En continuant avec l'Évangile de Marc, nous aurions lu la multiplication des pains au profit de la multitude, que Jésus a vu "comme des moutons sans berger et qui n'avaient rien à manger. Le choix de la liturgie est, au contraire, d'élargir la réflexion théologique sur cet épisode ; ainsi, pendant cinq dimanches, nous lisons le sixième chapitre de Jean, où, après la multiplication des pains, s'ouvre le discours sur le pain de vie, la révélation par Jésus du mystère de sa présence dans le pain qui nous donnera, et avec lui, la vie éternelle. Le fait que la multiplication des pains et des poissons soit le seul miracle raconté par les quatre évangiles, et que Matthieu et Marc le relatent deux fois, révèle une signification profonde : c'est un signe décisif pour comprendre Jésus dans sa compassion pour la souffrance humaine, et aussi dans son projet d'entrer en communion avec toute l'humanité, à travers les siècles, par l'Eucharistie.
Dans le récit de Jean, nous remarquons que la foule suit Jésus parce qu'il guérit les malades. Il monte sur la montagne et s'y assoit. La montagne était le lieu où Dieu a donné à Moïse la loi, écrite sur des tables de pierre. Lorsque Jésus monte sur une montagne, il se prépare à nous donner quelque chose de la nouvelle loi qu'il écrit sur les cœurs. La Pâque est proche : ce que Jésus s'apprête à faire est intimement lié à la Pâque de sa future rédemption. Jésus lève les yeux, comme lorsqu'il prie : regarder la pauvreté des hommes avec son cœur, c'est comme prier, et le Père l'entend. Il veut impliquer Philippe, et lui demande comment nourrir ces gens, même s'il sait déjà quelle sera la solution. Jésus est aussi un enseignant de la capacité à collaborer. Philippe et André voient les choses du point de vue de la force humaine : deux cents deniers, soit cinq pains d'orge et deux poissons, ne suffisent à personne.

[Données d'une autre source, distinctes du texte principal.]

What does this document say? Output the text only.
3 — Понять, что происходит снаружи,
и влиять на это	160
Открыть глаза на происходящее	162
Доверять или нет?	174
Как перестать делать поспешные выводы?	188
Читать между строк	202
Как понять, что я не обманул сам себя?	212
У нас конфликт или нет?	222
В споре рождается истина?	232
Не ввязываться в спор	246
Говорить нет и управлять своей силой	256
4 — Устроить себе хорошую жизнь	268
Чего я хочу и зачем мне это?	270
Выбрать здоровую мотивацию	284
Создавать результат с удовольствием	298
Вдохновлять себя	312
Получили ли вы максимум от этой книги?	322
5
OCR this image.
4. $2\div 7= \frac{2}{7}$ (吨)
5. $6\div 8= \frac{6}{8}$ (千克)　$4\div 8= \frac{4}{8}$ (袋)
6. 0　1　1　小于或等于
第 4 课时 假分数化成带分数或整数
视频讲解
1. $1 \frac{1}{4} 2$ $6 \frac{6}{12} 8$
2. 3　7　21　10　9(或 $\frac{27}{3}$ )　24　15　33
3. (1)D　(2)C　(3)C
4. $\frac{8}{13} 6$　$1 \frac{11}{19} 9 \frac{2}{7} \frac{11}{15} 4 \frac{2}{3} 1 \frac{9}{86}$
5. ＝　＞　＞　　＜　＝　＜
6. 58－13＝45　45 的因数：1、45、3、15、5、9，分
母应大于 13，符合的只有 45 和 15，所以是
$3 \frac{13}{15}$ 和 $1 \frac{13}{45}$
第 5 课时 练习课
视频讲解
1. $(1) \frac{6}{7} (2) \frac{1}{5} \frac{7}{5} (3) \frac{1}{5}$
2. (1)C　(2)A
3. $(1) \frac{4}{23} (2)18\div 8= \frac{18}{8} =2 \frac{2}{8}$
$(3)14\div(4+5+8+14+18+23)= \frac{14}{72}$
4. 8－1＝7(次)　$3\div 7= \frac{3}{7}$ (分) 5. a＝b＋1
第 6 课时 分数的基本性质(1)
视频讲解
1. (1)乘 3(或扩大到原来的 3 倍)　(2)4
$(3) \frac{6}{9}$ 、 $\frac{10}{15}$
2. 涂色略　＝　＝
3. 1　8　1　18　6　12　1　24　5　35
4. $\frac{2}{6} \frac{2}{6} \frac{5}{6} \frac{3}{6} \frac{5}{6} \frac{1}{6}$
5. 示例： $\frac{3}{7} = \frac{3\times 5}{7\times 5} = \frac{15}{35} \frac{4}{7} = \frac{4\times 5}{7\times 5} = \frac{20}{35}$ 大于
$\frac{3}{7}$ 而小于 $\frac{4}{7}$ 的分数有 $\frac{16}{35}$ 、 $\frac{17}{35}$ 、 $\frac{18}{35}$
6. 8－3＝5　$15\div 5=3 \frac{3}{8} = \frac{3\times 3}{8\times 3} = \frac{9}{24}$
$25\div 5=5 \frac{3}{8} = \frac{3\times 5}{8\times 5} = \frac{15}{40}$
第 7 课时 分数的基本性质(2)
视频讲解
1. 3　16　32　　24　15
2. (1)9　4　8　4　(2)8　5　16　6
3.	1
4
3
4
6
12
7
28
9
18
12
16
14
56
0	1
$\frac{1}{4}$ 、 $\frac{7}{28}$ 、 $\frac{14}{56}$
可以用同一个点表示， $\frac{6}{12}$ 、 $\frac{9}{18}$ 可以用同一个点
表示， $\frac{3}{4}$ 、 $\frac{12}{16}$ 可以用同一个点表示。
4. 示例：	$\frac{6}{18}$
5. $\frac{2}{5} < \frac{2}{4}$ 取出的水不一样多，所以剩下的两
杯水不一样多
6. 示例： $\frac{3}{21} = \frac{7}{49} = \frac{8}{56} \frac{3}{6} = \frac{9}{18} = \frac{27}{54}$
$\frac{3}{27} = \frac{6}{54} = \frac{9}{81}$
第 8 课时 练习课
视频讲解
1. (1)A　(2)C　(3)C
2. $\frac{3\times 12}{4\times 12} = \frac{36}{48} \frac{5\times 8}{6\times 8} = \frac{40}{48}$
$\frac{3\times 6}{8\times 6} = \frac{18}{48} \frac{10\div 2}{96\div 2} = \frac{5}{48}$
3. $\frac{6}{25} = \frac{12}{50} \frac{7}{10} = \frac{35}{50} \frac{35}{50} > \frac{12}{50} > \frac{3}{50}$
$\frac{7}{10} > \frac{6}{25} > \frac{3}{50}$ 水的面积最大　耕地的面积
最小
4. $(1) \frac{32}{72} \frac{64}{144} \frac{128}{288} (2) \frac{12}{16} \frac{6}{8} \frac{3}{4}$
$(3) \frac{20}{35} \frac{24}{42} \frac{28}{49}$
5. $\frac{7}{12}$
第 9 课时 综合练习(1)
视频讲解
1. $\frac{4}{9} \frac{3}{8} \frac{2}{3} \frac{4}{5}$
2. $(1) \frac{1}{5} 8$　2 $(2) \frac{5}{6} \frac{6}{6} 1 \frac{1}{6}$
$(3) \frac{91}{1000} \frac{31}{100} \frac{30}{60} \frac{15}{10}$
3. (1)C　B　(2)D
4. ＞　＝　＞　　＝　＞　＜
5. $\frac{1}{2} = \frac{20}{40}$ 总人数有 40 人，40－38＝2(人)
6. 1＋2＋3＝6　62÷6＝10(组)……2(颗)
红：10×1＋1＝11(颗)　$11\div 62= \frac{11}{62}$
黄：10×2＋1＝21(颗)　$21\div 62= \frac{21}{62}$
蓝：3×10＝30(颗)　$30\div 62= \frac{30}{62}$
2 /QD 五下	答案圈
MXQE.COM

La ressource vient d'un enfant qui abandonne spontanément sa nourriture : il donne tout ce qui lui appartient. L'Église a besoin de l'enthousiasme et de la folie de la jeunesse. Nous avons besoin de la nouveauté du pain d'orge, qui au printemps est la première des céréales à porter des fruits. Le lieu que Jésus a choisi est beau dans le paysage, il est confortable sur l'herbe où tous ces gens peuvent s'asseoir. Selon Jean, c'est Jésus lui-même qui distribue le pain après avoir rendu grâce, la prière qui donne son nom à l'Eucharistie. Les disciples l'aident peut-être : il y a cinq mille hommes, sans compter les femmes et les enfants. Mais il est bon de voir que c'est Jésus lui-même qui nous donne le pain. Les douze ramassent les restes : un panier chacun. Ainsi, ils sentent combien cela pèse : ainsi, il est gravé à jamais dans leur mémoire que la générosité de Dieu est surabondante, que l'Eucharistie est inépuisable.